Sayın Cumhurbaşkanımızın, TOBB Üniversitesi'nde düzenlenen Ankara Forumu İmza Töreni'nde yaptıkları konuşma aşağıda sunulmaktadır:
Sayın Cumhurbaşkanları, Sayın Bakanlar, Sayın Odalar Birliği'nin Başkanları ve Değerli Konuklar;
Bugün herhalde önemli, tarihi bir gün yaşadığımızın hepimiz farkındayız. İnanıyorum ki, bu buluşmalar, bu toplantılar Annapolis'te yapılacak toplantıdan önce olumlu havayı besleyen, ona katkı yapan ve orada olumlu neticelerin çıkmasını teşvik eden faaliyetler olarak görülür.
Türkiye, Filistin, İsrail ortak geçmişimiz var, ortak yanlarımız var.
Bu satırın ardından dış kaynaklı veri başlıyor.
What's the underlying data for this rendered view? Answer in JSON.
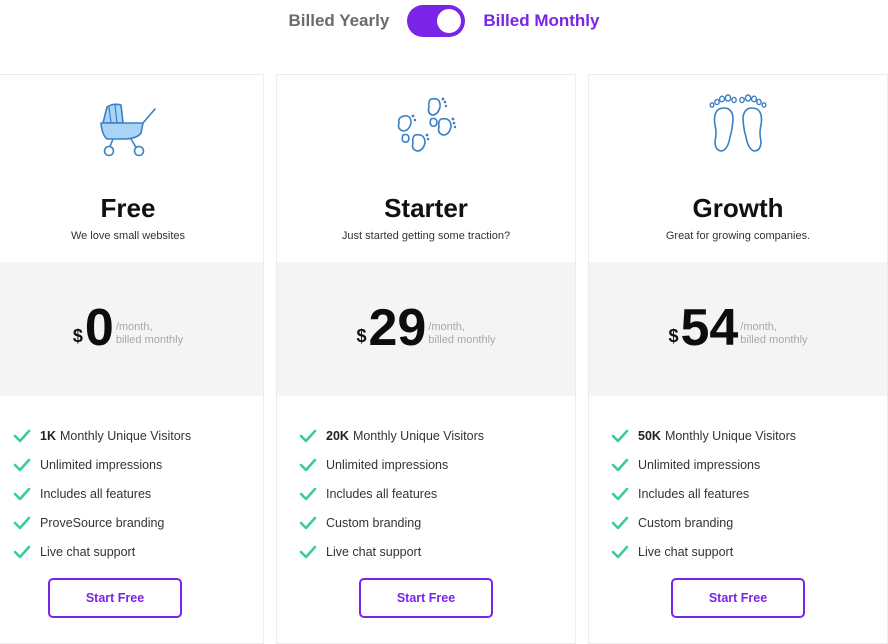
{
  "billing": {
    "yearly_label": "Billed Yearly",
    "monthly_label": "Billed Monthly",
    "selected": "monthly"
  },
  "colors": {
    "accent": "#7a24e8",
    "check": "#3ccaa4",
    "icon_stroke": "#3b7fc4",
    "icon_fill": "#a9d4f5",
    "price_band": "#f4f4f4"
  },
  "plans": [
    {
      "icon": "baby-stroller-icon",
      "name": "Free",
      "tagline": "We love small websites",
      "currency": "$",
      "amount": "0",
      "period_line1": "/month,",
      "period_line2": "billed monthly",
      "features": [
        {
          "bold": "1K",
          "text": "Monthly Unique Visitors"
        },
        {
          "bold": "",
          "text": "Unlimited impressions"
        },
        {
          "bold": "",
          "text": "Includes all features"
        },
        {
          "bold": "",
          "text": "ProveSource branding"
        },
        {
          "bold": "",
          "text": "Live chat support"
        }
      ],
      "cta": "Start Free"
    },
    {
      "icon": "baby-footprints-icon",
      "name": "Starter",
      "tagline": "Just started getting some traction?",
      "currency": "$",
      "amount": "29",
      "period_line1": "/month,",
      "period_line2": "billed monthly",
      "features": [
        {
          "bold": "20K",
          "text": "Monthly Unique Visitors"
        },
        {
          "bold": "",
          "text": "Unlimited impressions"
        },
        {
          "bold": "",
          "text": "Includes all features"
        },
        {
          "bold": "",
          "text": "Custom branding"
        },
        {
          "bold": "",
          "text": "Live chat support"
        }
      ],
      "cta": "Start Free"
    },
    {
      "icon": "footprints-icon",
      "name": "Growth",
      "tagline": "Great for growing companies.",
      "currency": "$",
      "amount": "54",
      "period_line1": "/month,",
      "period_line2": "billed monthly",
      "features": [
        {
          "bold": "50K",
          "text": "Monthly Unique Visitors"
        },
        {
          "bold": "",
          "text": "Unlimited impressions"
        },
        {
          "bold": "",
          "text": "Includes all features"
        },
        {
          "bold": "",
          "text": "Custom branding"
        },
        {
          "bold": "",
          "text": "Live chat support"
        }
      ],
      "cta": "Start Free"
    }
  ]
}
Bundan da hareketle Türkiye, Filistin ve İsrail ile çok yakın ilişkiler içinde olan, her ikisiyle diplomatik münasebetleri olan, ta başından ve barış için büyük gayret sarf eden bir ülke. Filistin-İsrail meselesi sadece iki tarafın meselesi olmanın çok ötesinde büyük bir problemdir. Sadece Ortadoğu'nun problemi de değil, bütün dünyanın problemidir. Bunun için yıllardır çok büyük gayretler sarf edilmektedir, çok büyük enerjiler harcanmaktadır. Zaman zaman ümitvar olunmakta, zaman zaman ise çok karamsar olunmaktadır. Türkiye olarak biz daima yapıcı ve kalıcı bir barışın tesisi için çok yoğun çaba içerisinde olduk, bunun için gayret sarf ettik.
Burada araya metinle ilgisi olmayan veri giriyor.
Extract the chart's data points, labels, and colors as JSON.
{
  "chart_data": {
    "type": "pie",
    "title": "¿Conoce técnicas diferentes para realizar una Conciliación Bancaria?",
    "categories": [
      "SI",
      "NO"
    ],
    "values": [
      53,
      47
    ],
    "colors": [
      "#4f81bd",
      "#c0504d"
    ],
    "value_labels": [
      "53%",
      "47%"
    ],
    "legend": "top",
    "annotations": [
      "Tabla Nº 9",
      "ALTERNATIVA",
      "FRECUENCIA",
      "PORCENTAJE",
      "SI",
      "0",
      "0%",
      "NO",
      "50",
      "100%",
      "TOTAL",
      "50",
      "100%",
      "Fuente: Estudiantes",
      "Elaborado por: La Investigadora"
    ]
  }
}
Bugün yapılansa çok anlamlıdır. Aslında refahın olması için istikrarın olması gerekiyor, istikrarın olması için de eğer problem varsa, problemin çözülerek barışın sağlanması gerekiyor. Dolayısıyla barış ve istikrar refahı getirecektir. Bunun bilinci içerisinde her iki tarafın işadamlarını bir araya getiren Türkiye Odalar ve Borsalar Birliği'nin çalışmalarını ta başından beri çok destekledim ve biraz önce Sayın Başkan'ın da söylediği gibi, bunun hukuki altyapısını hazırlamak için her iki bölgeye vaktinde gittim, anlaşmalar yaptık ve bu anlaşmalar üzerine bugün yedinci toplantının yapıldığını görüyorum.
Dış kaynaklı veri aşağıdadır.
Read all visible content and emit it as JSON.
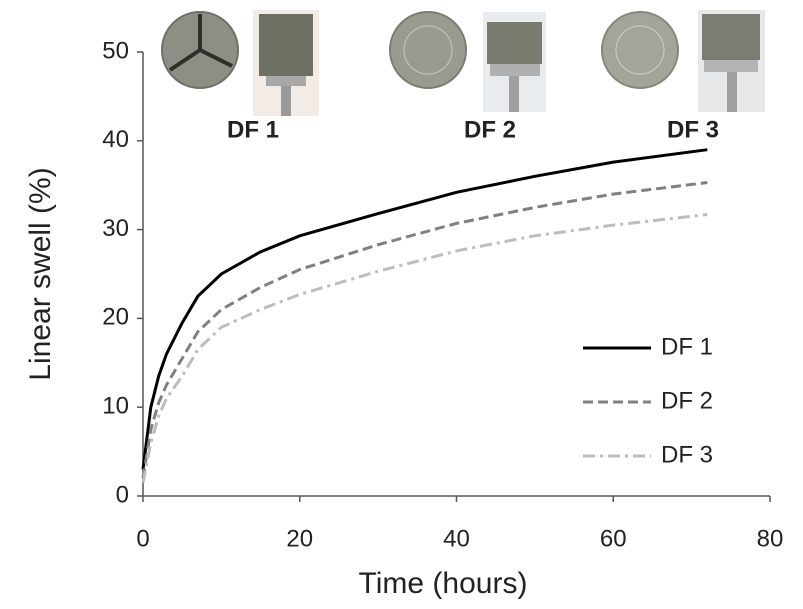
{
  "chart_data": {
    "type": "line",
    "x_label": "Time (hours)",
    "y_label": "Linear swell (%)",
    "annotations": [
      "DF 1",
      "DF 2",
      "DF 3"
    ],
    "x": [
      0,
      1,
      2,
      3,
      5,
      7,
      10,
      15,
      20,
      30,
      40,
      50,
      60,
      72
    ],
    "series": [
      {
        "name": "DF 1",
        "color": "#000000",
        "dash": "solid",
        "values": [
          3,
          10,
          13.5,
          16,
          19.5,
          22.5,
          25,
          27.5,
          29.3,
          31.8,
          34.2,
          36,
          37.6,
          39
        ]
      },
      {
        "name": "DF 2",
        "color": "#808080",
        "dash": "dashed",
        "values": [
          2,
          7.5,
          10.5,
          12.5,
          15.5,
          18.5,
          21,
          23.5,
          25.5,
          28.3,
          30.7,
          32.5,
          34,
          35.3
        ]
      },
      {
        "name": "DF 3",
        "color": "#bdbdbd",
        "dash": "dashdot",
        "values": [
          1.5,
          6,
          9,
          11,
          13.5,
          16.5,
          19,
          21,
          22.7,
          25.3,
          27.6,
          29.3,
          30.5,
          31.7
        ]
      }
    ],
    "xlim": [
      0,
      80
    ],
    "xticks": [
      0,
      20,
      40,
      60,
      80
    ],
    "ylim": [
      0,
      50
    ],
    "yticks": [
      0,
      10,
      20,
      30,
      40,
      50
    ],
    "grid": false,
    "legend": "lower right"
  }
}
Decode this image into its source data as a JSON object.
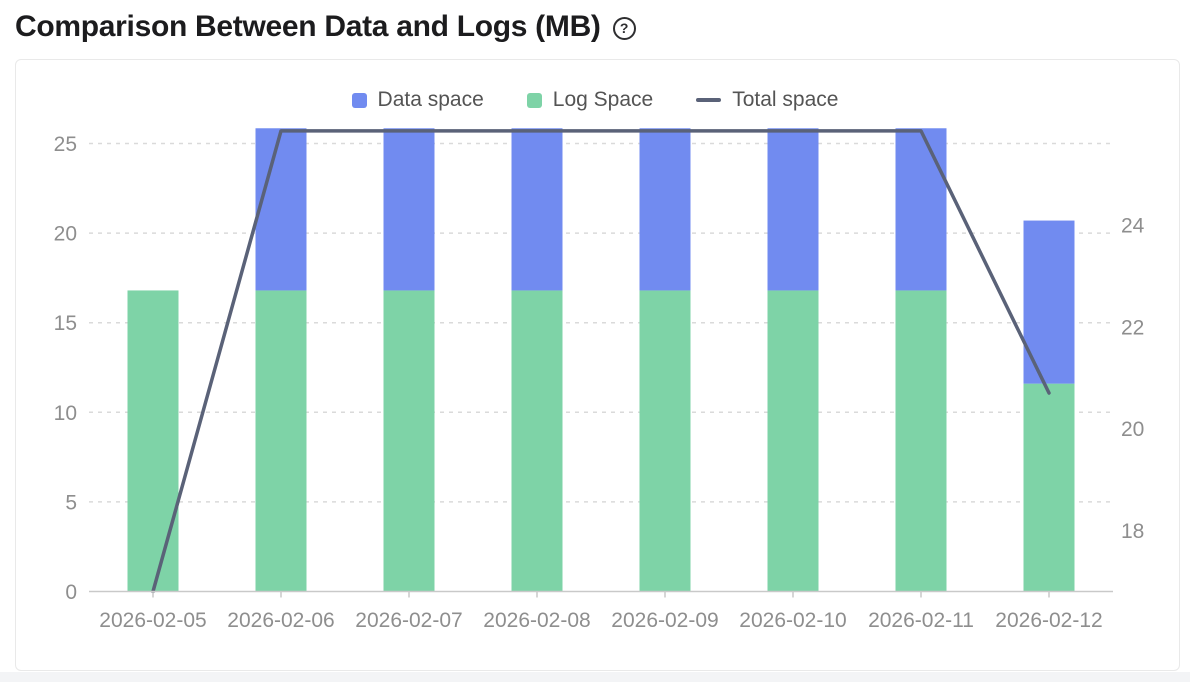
{
  "page": {
    "title": "Comparison Between Data and Logs (MB)",
    "help_glyph": "?"
  },
  "colors": {
    "data_space": "#718bf0",
    "log_space": "#7ed3a7",
    "total_space": "#5a6278",
    "grid_line": "#dadada",
    "axis_line": "#c9c9c9",
    "tick_label": "#8e8e8e",
    "legend_text": "#545454",
    "title_text": "#1c1c1e",
    "card_border": "#e9e9e9"
  },
  "chart_data": {
    "type": "bar",
    "stacked": true,
    "title": "Comparison Between Data and Logs (MB)",
    "categories": [
      "2026-02-05",
      "2026-02-06",
      "2026-02-07",
      "2026-02-08",
      "2026-02-09",
      "2026-02-10",
      "2026-02-11",
      "2026-02-12"
    ],
    "series": [
      {
        "name": "Data space",
        "type": "bar",
        "axis": "left",
        "color": "#718bf0",
        "values": [
          0,
          9.05,
          9.05,
          9.05,
          9.05,
          9.05,
          9.05,
          9.1
        ]
      },
      {
        "name": "Log Space",
        "type": "bar",
        "axis": "left",
        "color": "#7ed3a7",
        "values": [
          16.8,
          16.8,
          16.8,
          16.8,
          16.8,
          16.8,
          16.8,
          11.6
        ]
      },
      {
        "name": "Total space",
        "type": "line",
        "axis": "right",
        "color": "#5a6278",
        "values": [
          16.8,
          25.85,
          25.85,
          25.85,
          25.85,
          25.85,
          25.85,
          20.7
        ]
      }
    ],
    "left_axis": {
      "min": 0,
      "ticks": [
        0,
        5,
        10,
        15,
        20,
        25
      ]
    },
    "right_axis": {
      "min": 16.8,
      "ticks": [
        18,
        20,
        22,
        24
      ]
    },
    "legend_position": "top-center",
    "grid": "horizontal-dotted",
    "unit": "MB"
  }
}
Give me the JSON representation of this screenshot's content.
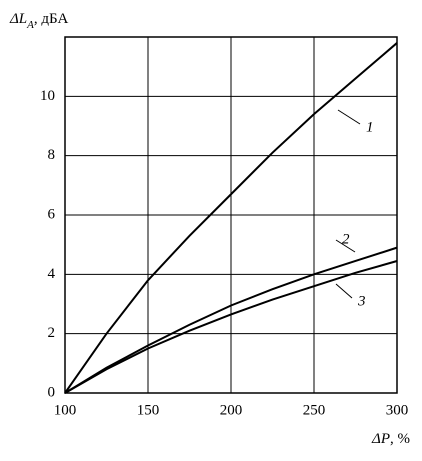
{
  "chart_data": {
    "type": "line",
    "y_label": {
      "symbol": "ΔL",
      "subscript": "A",
      "unit": ", дБА"
    },
    "x_label": {
      "symbol": "ΔP",
      "unit": ", %"
    },
    "x": [
      100,
      125,
      150,
      175,
      200,
      225,
      250,
      275,
      300
    ],
    "series": [
      {
        "name": "1",
        "color": "#000000",
        "values": [
          0,
          2.0,
          3.8,
          5.3,
          6.7,
          8.1,
          9.4,
          10.6,
          11.8
        ]
      },
      {
        "name": "2",
        "color": "#000000",
        "values": [
          0,
          0.85,
          1.6,
          2.3,
          2.95,
          3.5,
          4.0,
          4.45,
          4.9
        ]
      },
      {
        "name": "3",
        "color": "#000000",
        "values": [
          0,
          0.8,
          1.5,
          2.1,
          2.65,
          3.15,
          3.6,
          4.05,
          4.45
        ]
      }
    ],
    "xlim": [
      100,
      300
    ],
    "xticks": [
      100,
      150,
      200,
      250,
      300
    ],
    "ylim": [
      0,
      12
    ],
    "yticks": [
      0,
      2,
      4,
      6,
      8,
      10
    ],
    "grid": true
  }
}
Bu proje gerçekleşirse ki, gerçekleşeceğine inancım tamdır, Gazze'de ve Batı Şeria'da çok sayıda Filistinliye iş imkânı çıkacaktır. Kurulacak sanayi bölgelerine teknoloji transferi yapılacaktır. Buralarda üretilen mallar dünya pazarlarına; Amerika Birleşik Devletleri, Avrupa Birliği ve körfez ülkelerine satılabilecektir.
Bunun için siyasî iradelerin olması gerekiyordu. Bu iradelerin varlığı bugün de gözüküyor işte. Sayın Peres ve Sayın Abbas biraz önce yaptığımız kendi aramızdaki toplantılarda da her türlü hukuki altyapının hazır olduğunu gördük, toprağın Filistin tarafından verildiğini Sayın Başkan Abbas ifade etti. Her türlü güvenlik ve hukuki desteğin verildiğini Sayın Peres söyledi. Çünkü burada üretilen malların dünya pazarlarına ulaşabilmesi için İsrail'in hava ve deniz imkânlarından faydalanmak şarttır. Bütün bunlar, inanıyorum ki, çok somut, müşahhas, elle tutulur adımların atıldığını gösterecektir.
Barış için çok şey yapılmıştır, demin söylediğim gibi, çok enerji harcanmıştır. Ama bizim yaptığımız elle tutulur, gözle görülür ve yakın süre içerisinde dumanların tüttüğü, insanların çalıştığı bir projedir.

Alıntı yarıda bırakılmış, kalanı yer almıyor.